Mush’ab berlari kecil ke arah meja kantor ayahnya. Sekejap kemudian Tuan Hasan menghambur keluar dan menerima surat pesanan yang diantarkan Ok Dan. Tuan Hasan agak kaget karena Ok Dan membawa nona kecilnya.
“Apakah tidak apa-apa kalian pergi hanya bertiga seperti ini? Berhati-hatilah di jalan, ya,” ucap Hasan dengan nada khawatir.
“Tidak apa-apa, Tuan. Di belakang kami sebenarnya ada beberapa pengawal yang terus mengikuti dan mengawasi kami dengan baju samaran. Itu dia ada di sana, di situ, dan yang itu juga.” OK Dan menjelaskan sambil menunjuk dengan jarinya satu per satu posisi para pengawal mereka.
“Oh, alhamdulillah, kalu begitu baguslah. Baiklah, hati-hati di jalan. Sampaikan salamku untuk Tuan, ya.” Hasan berkata dengan lega.
Ok Dan beserta Danbi berpamitan dan membungkukkan Badan, Tuan Hasan dan Mush’ab balas membungkuk juga. Sementara Myeonghwa melambaikan tangan kepada Mush’ab.

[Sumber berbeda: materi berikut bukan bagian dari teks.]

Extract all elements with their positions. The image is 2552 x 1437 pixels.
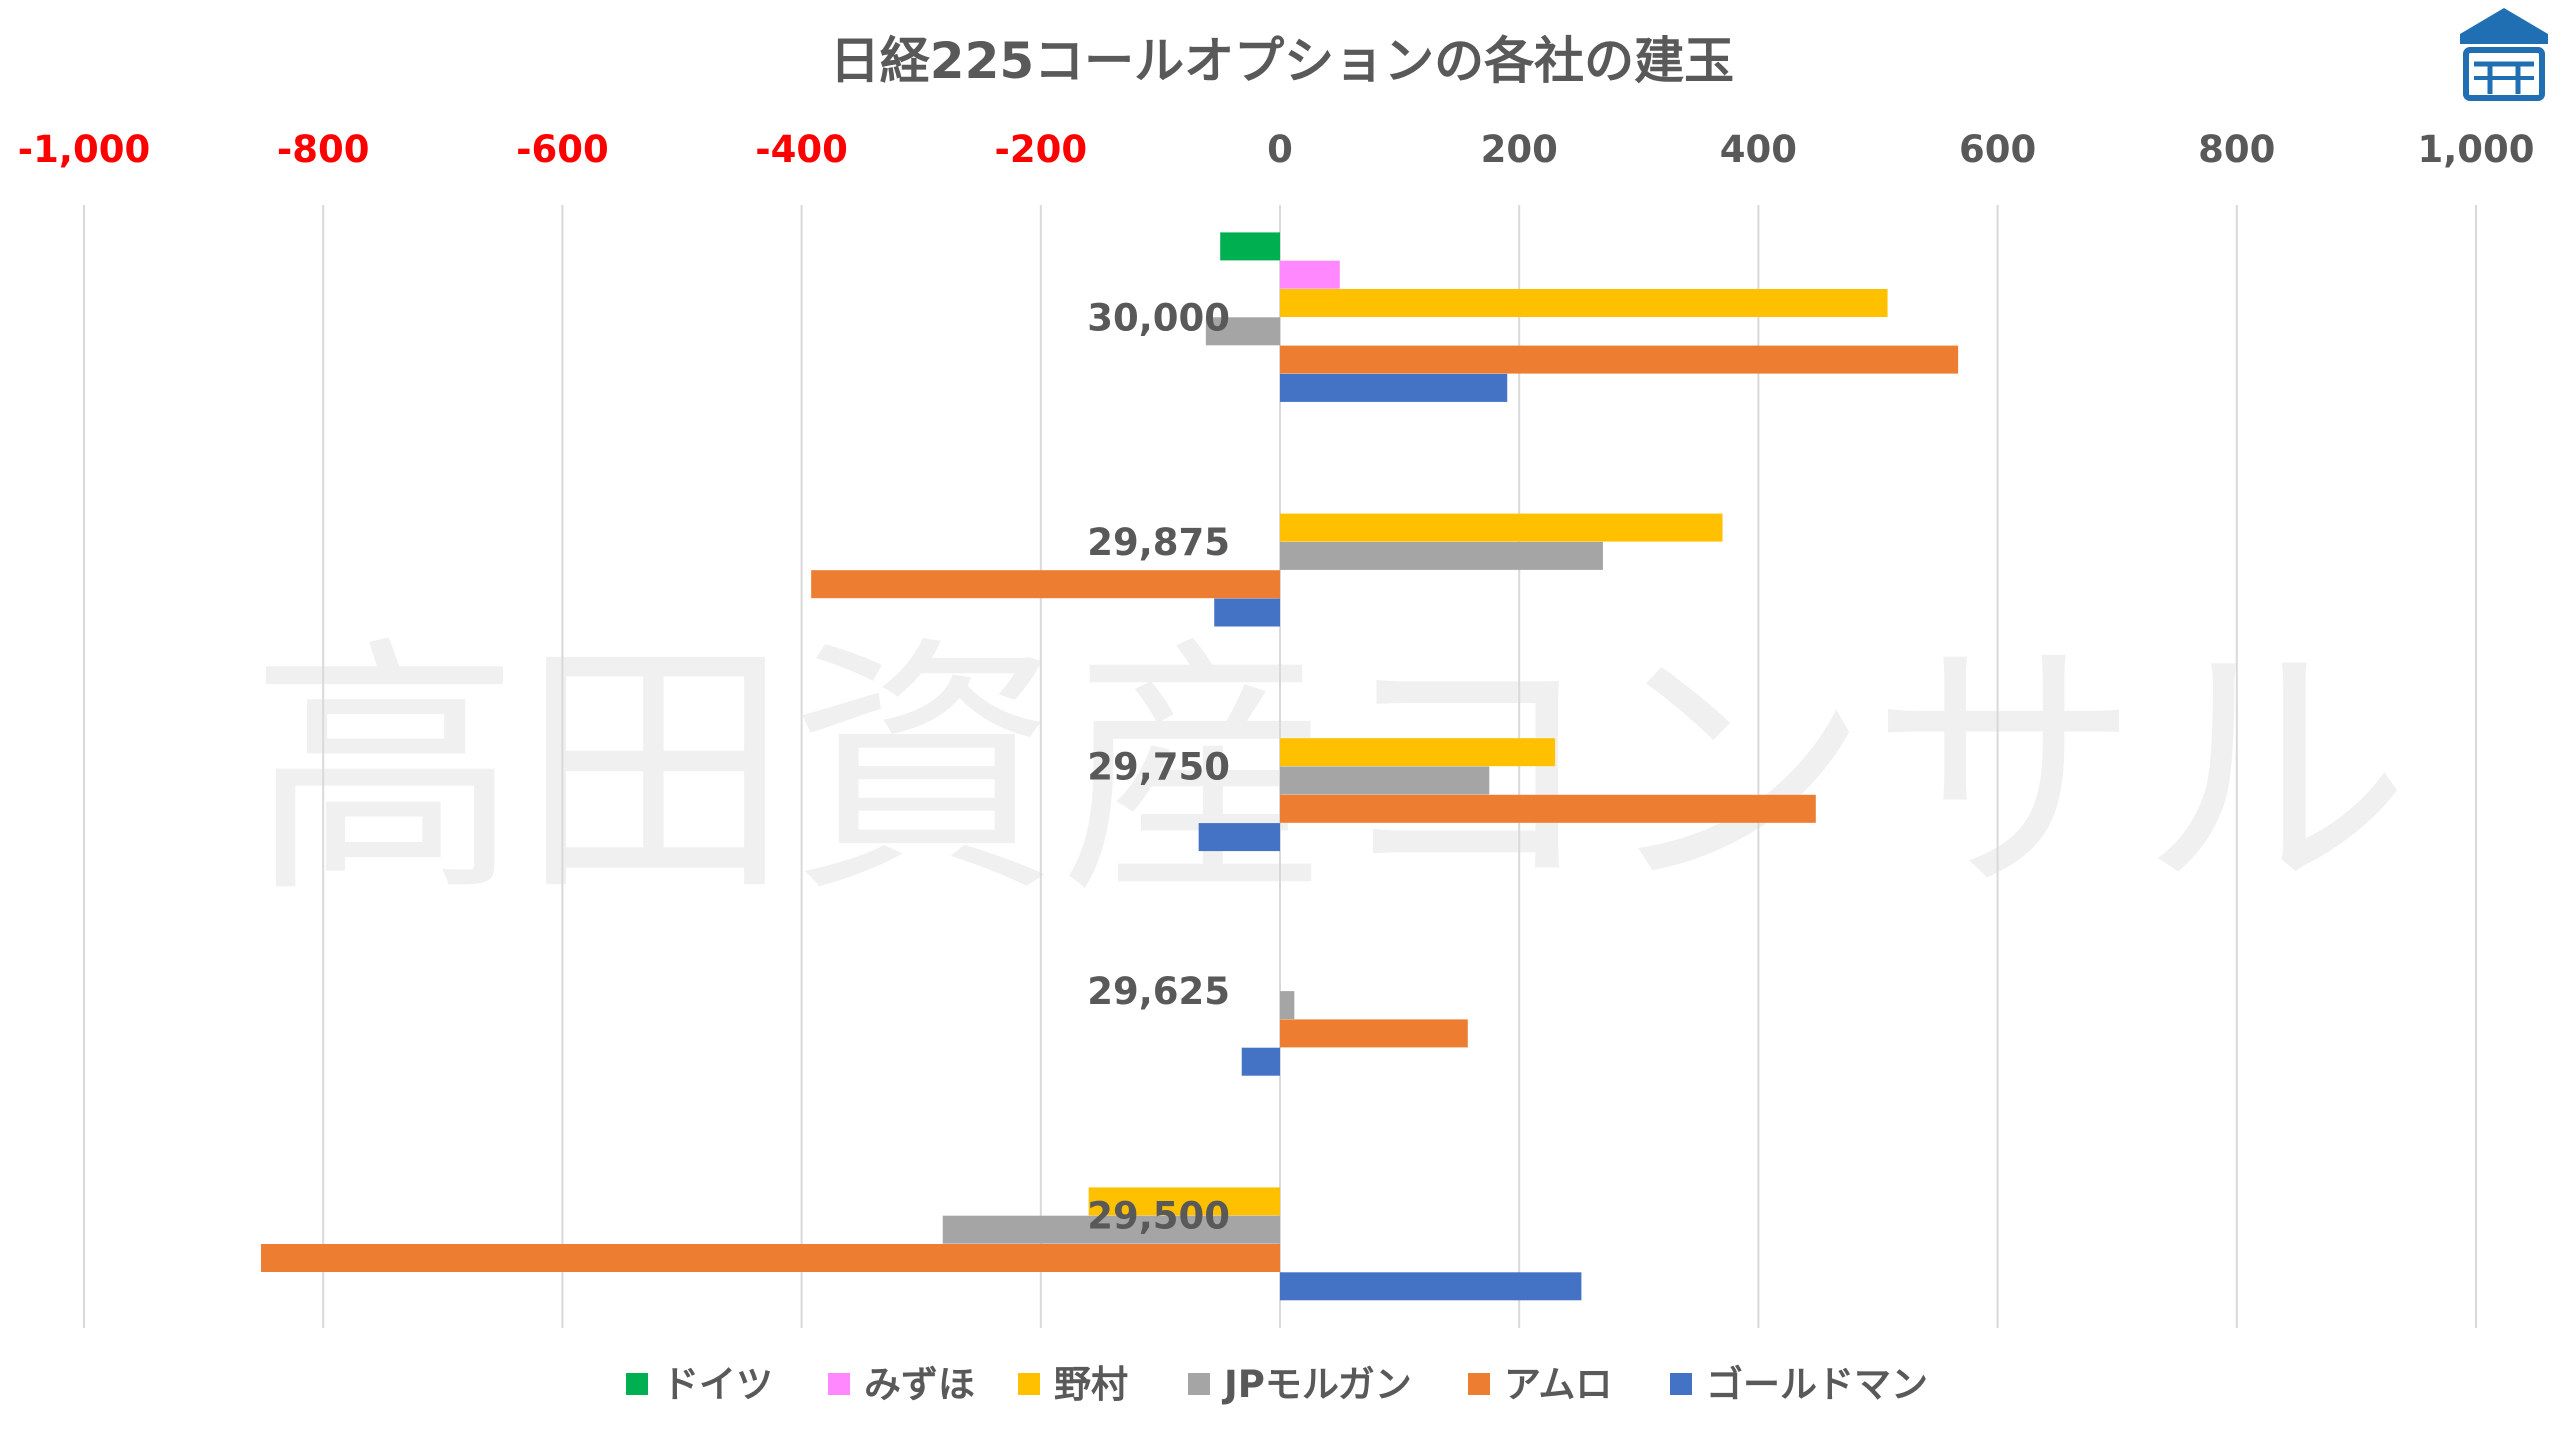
x-tick-label: -800 (277, 128, 370, 171)
category-label: 29,500 (1087, 1195, 1230, 1238)
x-tick-label: 800 (2198, 128, 2275, 171)
x-tick-label: 600 (1959, 128, 2036, 171)
logo-icon (2460, 8, 2548, 101)
bar (1280, 513, 1723, 542)
bar (1220, 232, 1280, 261)
bar (1280, 991, 1295, 1020)
bar (1205, 317, 1280, 346)
legend-item: JPモルガン (1188, 1363, 1412, 1406)
category-labels: 30,000 29,875 29,750 29,625 29,500 (1087, 296, 1230, 1237)
legend-item: 野村 (1018, 1363, 1128, 1406)
legend-item: みずほ (828, 1363, 975, 1406)
bar (1214, 598, 1280, 627)
legend-swatch (1468, 1373, 1490, 1395)
x-tick-label: 0 (1267, 128, 1293, 171)
bars (261, 232, 1959, 1301)
legend-label: ドイツ (662, 1363, 773, 1406)
legend-item: アムロ (1468, 1363, 1612, 1406)
x-tick-label: -1,000 (18, 128, 150, 171)
bar (1280, 1272, 1582, 1301)
legend-swatch (626, 1373, 648, 1395)
legend-label: みずほ (864, 1363, 975, 1406)
legend-label: 野村 (1054, 1363, 1128, 1406)
bar (1088, 1187, 1280, 1216)
bar (1241, 1047, 1280, 1076)
gridlines (83, 205, 2477, 1328)
x-tick-label: -400 (755, 128, 848, 171)
chart-title: 日経225コールオプションの各社の建玉 (830, 32, 1734, 90)
legend-swatch (828, 1373, 850, 1395)
bar (1280, 373, 1508, 402)
x-tick-label: 200 (1481, 128, 1558, 171)
bar (1280, 738, 1556, 767)
bar (1280, 794, 1816, 823)
bar (1280, 541, 1603, 570)
legend: ドイツ みずほ 野村 JPモルガン アムロ ゴールドマン (626, 1363, 1928, 1406)
x-tick-label: 1,000 (2417, 128, 2534, 171)
bar (1280, 345, 1959, 374)
bar (1198, 823, 1280, 852)
category-label: 30,000 (1087, 296, 1230, 339)
x-tick-label: -600 (516, 128, 609, 171)
bar (1280, 289, 1888, 317)
legend-label: ゴールドマン (1706, 1363, 1928, 1406)
category-label: 29,875 (1087, 521, 1230, 564)
legend-swatch (1670, 1373, 1692, 1395)
legend-swatch (1188, 1373, 1210, 1395)
bar (1280, 1019, 1468, 1048)
legend-label: アムロ (1504, 1363, 1612, 1406)
bar (261, 1244, 1280, 1272)
bar (1280, 766, 1490, 795)
category-label: 29,625 (1087, 970, 1230, 1013)
x-tick-labels: -1,000 -800 -600 -400 -200 0 200 400 600 800 1,000 (18, 128, 2535, 171)
legend-item: ゴールドマン (1670, 1363, 1928, 1406)
legend-swatch (1018, 1373, 1040, 1395)
legend-item: ドイツ (626, 1363, 773, 1406)
bar (1280, 260, 1340, 289)
bar (811, 570, 1280, 599)
x-tick-label: 400 (1720, 128, 1797, 171)
bar (942, 1215, 1280, 1244)
x-tick-label: -200 (995, 128, 1088, 171)
legend-label: JPモルガン (1221, 1363, 1412, 1406)
category-label: 29,750 (1087, 746, 1230, 789)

“Sampai jumpa lagi, ya. Senang berkenalan denganmu. Lain kali aku datang ke sini lagi bersama ayahku.” Pamit Myeonghwa sambil melambaikan tangan dan mulai berjalan.
“Ya, datanglah. Di sini banyak manik-manik lainnya yang lebih bagus. Kamu bisa membelinya nanti,” Mush’ab menawarkan dengan tersenyum.
“Baiklah, kami pergi dulu. Jangan lupa, namaku Myeonghwa! Myeong, hwa. Ingat itu!” seru Myeonghwa agak berteriak.
“Baik, Agasshi!” Balas Mush’ab.
Siluet pelanggan toko mereka perlahan hilang ditelan keramaian. Hari itu Mush’ab dan Hasan hanya menganggapnya sebagai peristiwa sehari-hari biasa tanpa tahu bahwa takdir istimewa dan rumit telah menanti dan mengikat mereka.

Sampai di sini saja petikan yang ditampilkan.